While the racist propaganda of the Soviet Union was depicted as resources in South Africa, the Soviets supported the African National Congress and its armed wing, Umkhonto Wesizwe (MK), since the sixties of the last century, arming and training them like Sue Dobson.
“Certainly, I think the African National Congress Party will not forget the role played by the Soviet Union in enabling the African National Congress Party to reach power,” said Dobson.
“I think it is a great respect and honor.
The African National Congress Party is currently the ruling party of South Africa, and while maintaining a neutral position, the government avoids the condemnation of Russia directly, and may reflect continuous sympathy like many members of the African National Congress Party either trained or studied in the Soviet Union, which is Russia is the state of success.
“The attractiveness of the Russian novel hostile to colonialism”

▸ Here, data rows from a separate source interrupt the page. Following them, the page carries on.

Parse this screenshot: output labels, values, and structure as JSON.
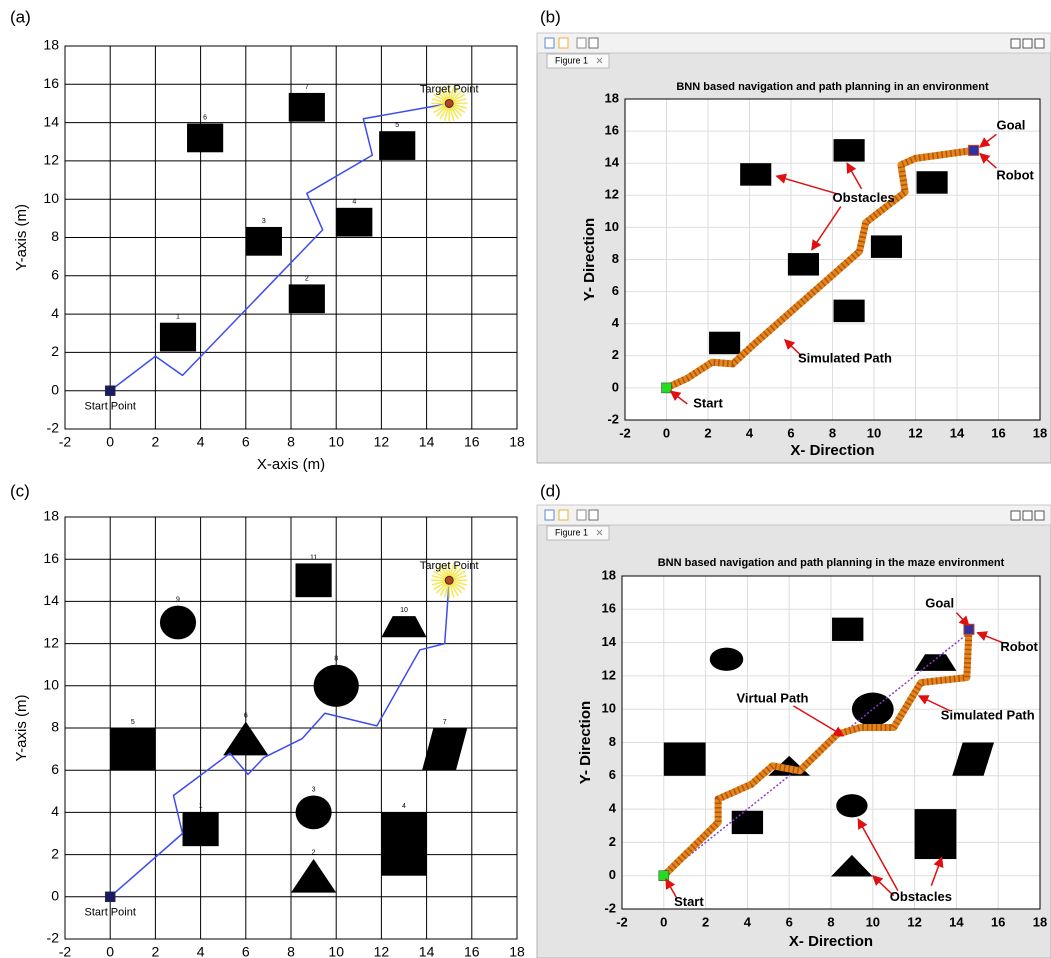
{
  "chart_data": [
    {
      "type": "path",
      "panel": "(a)",
      "xlabel": "X-axis (m)",
      "ylabel": "Y-axis (m)",
      "xlim": [
        -2,
        18
      ],
      "ylim": [
        -2,
        18
      ],
      "xticks": [
        -2,
        0,
        2,
        4,
        6,
        8,
        10,
        12,
        14,
        16,
        18
      ],
      "yticks": [
        -2,
        0,
        2,
        4,
        6,
        8,
        10,
        12,
        14,
        16,
        18
      ],
      "grid": true,
      "grid_color": "#000000",
      "obstacles": [
        {
          "label": "1",
          "shape": "square",
          "x": 3,
          "y": 2.8,
          "w": 1.6,
          "h": 1.5
        },
        {
          "label": "2",
          "shape": "square",
          "x": 8.7,
          "y": 4.8,
          "w": 1.6,
          "h": 1.5
        },
        {
          "label": "3",
          "shape": "square",
          "x": 6.8,
          "y": 7.8,
          "w": 1.6,
          "h": 1.5
        },
        {
          "label": "4",
          "shape": "square",
          "x": 10.8,
          "y": 8.8,
          "w": 1.6,
          "h": 1.5
        },
        {
          "label": "5",
          "shape": "square",
          "x": 12.7,
          "y": 12.8,
          "w": 1.6,
          "h": 1.5
        },
        {
          "label": "6",
          "shape": "square",
          "x": 4.2,
          "y": 13.2,
          "w": 1.6,
          "h": 1.5
        },
        {
          "label": "7",
          "shape": "square",
          "x": 8.7,
          "y": 14.8,
          "w": 1.6,
          "h": 1.5
        }
      ],
      "series": [
        {
          "style": "line",
          "color": "#3c4cf0",
          "x": [
            0,
            2,
            3.2,
            9.4,
            8.7,
            11.6,
            11.2,
            15
          ],
          "y": [
            0,
            1.8,
            0.8,
            8.4,
            10.3,
            12.3,
            14.2,
            15
          ]
        }
      ],
      "start": {
        "label": "Start Point",
        "x": 0,
        "y": 0,
        "color": "#1a1a60"
      },
      "goal": {
        "label": "Target Point",
        "x": 15,
        "y": 15,
        "color": "#f5e850"
      }
    },
    {
      "type": "path",
      "panel": "(b)",
      "window": true,
      "tab": "Figure 1",
      "title": "BNN based navigation and path planning in an environment",
      "xlabel": "X- Direction",
      "ylabel": "Y- Direction",
      "xlim": [
        -2,
        18
      ],
      "ylim": [
        -2,
        18
      ],
      "xticks": [
        -2,
        0,
        2,
        4,
        6,
        8,
        10,
        12,
        14,
        16,
        18
      ],
      "yticks": [
        -2,
        0,
        2,
        4,
        6,
        8,
        10,
        12,
        14,
        16,
        18
      ],
      "grid": true,
      "grid_color": "#dddddd",
      "obstacles": [
        {
          "shape": "square",
          "x": 2.8,
          "y": 2.8,
          "w": 1.5,
          "h": 1.4
        },
        {
          "shape": "square",
          "x": 8.8,
          "y": 4.8,
          "w": 1.5,
          "h": 1.4
        },
        {
          "shape": "square",
          "x": 6.6,
          "y": 7.7,
          "w": 1.5,
          "h": 1.4
        },
        {
          "shape": "square",
          "x": 10.6,
          "y": 8.8,
          "w": 1.5,
          "h": 1.4
        },
        {
          "shape": "square",
          "x": 12.8,
          "y": 12.8,
          "w": 1.5,
          "h": 1.4
        },
        {
          "shape": "square",
          "x": 4.3,
          "y": 13.3,
          "w": 1.5,
          "h": 1.4
        },
        {
          "shape": "square",
          "x": 8.8,
          "y": 14.8,
          "w": 1.5,
          "h": 1.4
        }
      ],
      "series": [
        {
          "style": "dots",
          "color": "#e8841a",
          "x": [
            0,
            1,
            2.2,
            3.2,
            4.2,
            9.3,
            9.6,
            11.5,
            11.3,
            12,
            14.8
          ],
          "y": [
            0,
            0.6,
            1.6,
            1.5,
            2.7,
            8.5,
            10.3,
            12.2,
            13.9,
            14.3,
            14.8
          ]
        }
      ],
      "start": {
        "x": 0,
        "y": 0,
        "color": "#22dd22"
      },
      "goal": {
        "x": 14.8,
        "y": 14.8,
        "color": "#3030a0"
      },
      "annotations": [
        "Goal",
        "Robot",
        "Obstacles",
        "Simulated Path",
        "Start"
      ]
    },
    {
      "type": "path",
      "panel": "(c)",
      "ylabel": "Y-axis (m)",
      "xlim": [
        -2,
        18
      ],
      "ylim": [
        -2,
        18
      ],
      "xticks": [
        -2,
        0,
        2,
        4,
        6,
        8,
        10,
        12,
        14,
        16,
        18
      ],
      "yticks": [
        -2,
        0,
        2,
        4,
        6,
        8,
        10,
        12,
        14,
        16,
        18
      ],
      "grid": true,
      "grid_color": "#000000",
      "obstacles": [
        {
          "label": "1",
          "shape": "square",
          "x": 4,
          "y": 3.2,
          "w": 1.6,
          "h": 1.6
        },
        {
          "label": "2",
          "shape": "triangle",
          "x": 9,
          "y": 1,
          "w": 2,
          "h": 1.6
        },
        {
          "label": "3",
          "shape": "circle",
          "x": 9,
          "y": 4,
          "w": 1.6,
          "h": 1.6
        },
        {
          "label": "4",
          "shape": "square",
          "x": 13,
          "y": 2.5,
          "w": 2,
          "h": 3
        },
        {
          "label": "5",
          "shape": "square",
          "x": 1,
          "y": 7,
          "w": 2,
          "h": 2
        },
        {
          "label": "6",
          "shape": "triangle",
          "x": 6,
          "y": 7.5,
          "w": 2,
          "h": 1.6
        },
        {
          "label": "7",
          "shape": "parallelogram",
          "x": 14.8,
          "y": 7,
          "w": 2,
          "h": 2
        },
        {
          "label": "8",
          "shape": "circle",
          "x": 10,
          "y": 10,
          "w": 2,
          "h": 2
        },
        {
          "label": "9",
          "shape": "circle",
          "x": 3,
          "y": 13,
          "w": 1.6,
          "h": 1.6
        },
        {
          "label": "10",
          "shape": "trapezoid",
          "x": 13,
          "y": 12.8,
          "w": 2,
          "h": 1
        },
        {
          "label": "11",
          "shape": "square",
          "x": 9,
          "y": 15,
          "w": 1.6,
          "h": 1.6
        }
      ],
      "series": [
        {
          "style": "line",
          "color": "#3c4cf0",
          "x": [
            0,
            3.2,
            2.8,
            5.3,
            6.1,
            6.8,
            8.5,
            9.5,
            11.8,
            13.7,
            14.8,
            15
          ],
          "y": [
            0,
            3,
            4.8,
            6.8,
            5.8,
            6.6,
            7.5,
            8.7,
            8.1,
            11.7,
            12,
            15
          ]
        }
      ],
      "start": {
        "label": "Start Point",
        "x": 0,
        "y": 0,
        "color": "#1a1a60"
      },
      "goal": {
        "label": "Target Point",
        "x": 15,
        "y": 15,
        "color": "#f5e850"
      }
    },
    {
      "type": "path",
      "panel": "(d)",
      "window": true,
      "tab": "Figure 1",
      "title": "BNN based navigation and path planning in the maze environment",
      "xlabel": "X- Direction",
      "ylabel": "Y- Direction",
      "xlim": [
        -2,
        18
      ],
      "ylim": [
        -2,
        18
      ],
      "xticks": [
        -2,
        0,
        2,
        4,
        6,
        8,
        10,
        12,
        14,
        16,
        18
      ],
      "yticks": [
        -2,
        0,
        2,
        4,
        6,
        8,
        10,
        12,
        14,
        16,
        18
      ],
      "grid": true,
      "grid_color": "#dddddd",
      "obstacles": [
        {
          "shape": "square",
          "x": 4,
          "y": 3.2,
          "w": 1.5,
          "h": 1.4
        },
        {
          "shape": "triangle",
          "x": 9,
          "y": 0.6,
          "w": 2,
          "h": 1.3
        },
        {
          "shape": "circle",
          "x": 9,
          "y": 4.2,
          "w": 1.5,
          "h": 1.4
        },
        {
          "shape": "square",
          "x": 13,
          "y": 2.5,
          "w": 2,
          "h": 3
        },
        {
          "shape": "square",
          "x": 1,
          "y": 7,
          "w": 2,
          "h": 2
        },
        {
          "shape": "triangle",
          "x": 6,
          "y": 6.6,
          "w": 2,
          "h": 1.2
        },
        {
          "shape": "parallelogram",
          "x": 14.8,
          "y": 7,
          "w": 2,
          "h": 2
        },
        {
          "shape": "circle",
          "x": 10,
          "y": 10,
          "w": 2,
          "h": 2
        },
        {
          "shape": "circle",
          "x": 3,
          "y": 13,
          "w": 1.6,
          "h": 1.4
        },
        {
          "shape": "trapezoid",
          "x": 13,
          "y": 12.8,
          "w": 2,
          "h": 1
        },
        {
          "shape": "square",
          "x": 8.8,
          "y": 14.8,
          "w": 1.5,
          "h": 1.4
        }
      ],
      "series": [
        {
          "style": "dotted",
          "color": "#8a3ad0",
          "x": [
            0,
            14.8
          ],
          "y": [
            0,
            14.8
          ]
        },
        {
          "style": "dots",
          "color": "#e8841a",
          "x": [
            0,
            2.6,
            2.6,
            4.2,
            5.2,
            6.5,
            8.3,
            9.4,
            11,
            12.3,
            14.5,
            14.6
          ],
          "y": [
            0,
            3.2,
            4.6,
            5.5,
            6.6,
            6.3,
            8.5,
            8.9,
            8.9,
            11.6,
            11.9,
            14.8
          ]
        }
      ],
      "start": {
        "x": 0,
        "y": 0,
        "color": "#22dd22"
      },
      "goal": {
        "x": 14.6,
        "y": 14.8,
        "color": "#3030a0"
      },
      "annotations": [
        "Goal",
        "Robot",
        "Virtual Path",
        "Simulated Path",
        "Obstacles",
        "Start"
      ]
    }
  ]
}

There is more explicit support for Russia at the level of the popular base.
In February, a small march from the Ukrainian South Africa was boycotted in Derban by the contestants waving Russian flags and playing the song Mimi Sigma Boy, which is a viral pop music written by a Russian composer.
Russian flags are not an unfamiliar scene elsewhere on the continent.
Moscow has forgiven the debts of many African countries, and shoes on Earth were provided to address security concerns in countries such as Mali and the Central African Republic, where local leaders welcomed their support despite the allegations of atrocities by Russian mercenaries.
Historian Polianchive said: “The attractiveness of Russia’s” anti -colonial novel “lies in its usefulness of societies and the ruling elites throughout Eurasia and beyond, who are ready to accept it or even embrace it as long as it is in line with its political sensitivities.”
“It is not considered a foregone reason because Russia was” really hostile to the imperialism “in the past, but because it opposes the activity of the West at the present time.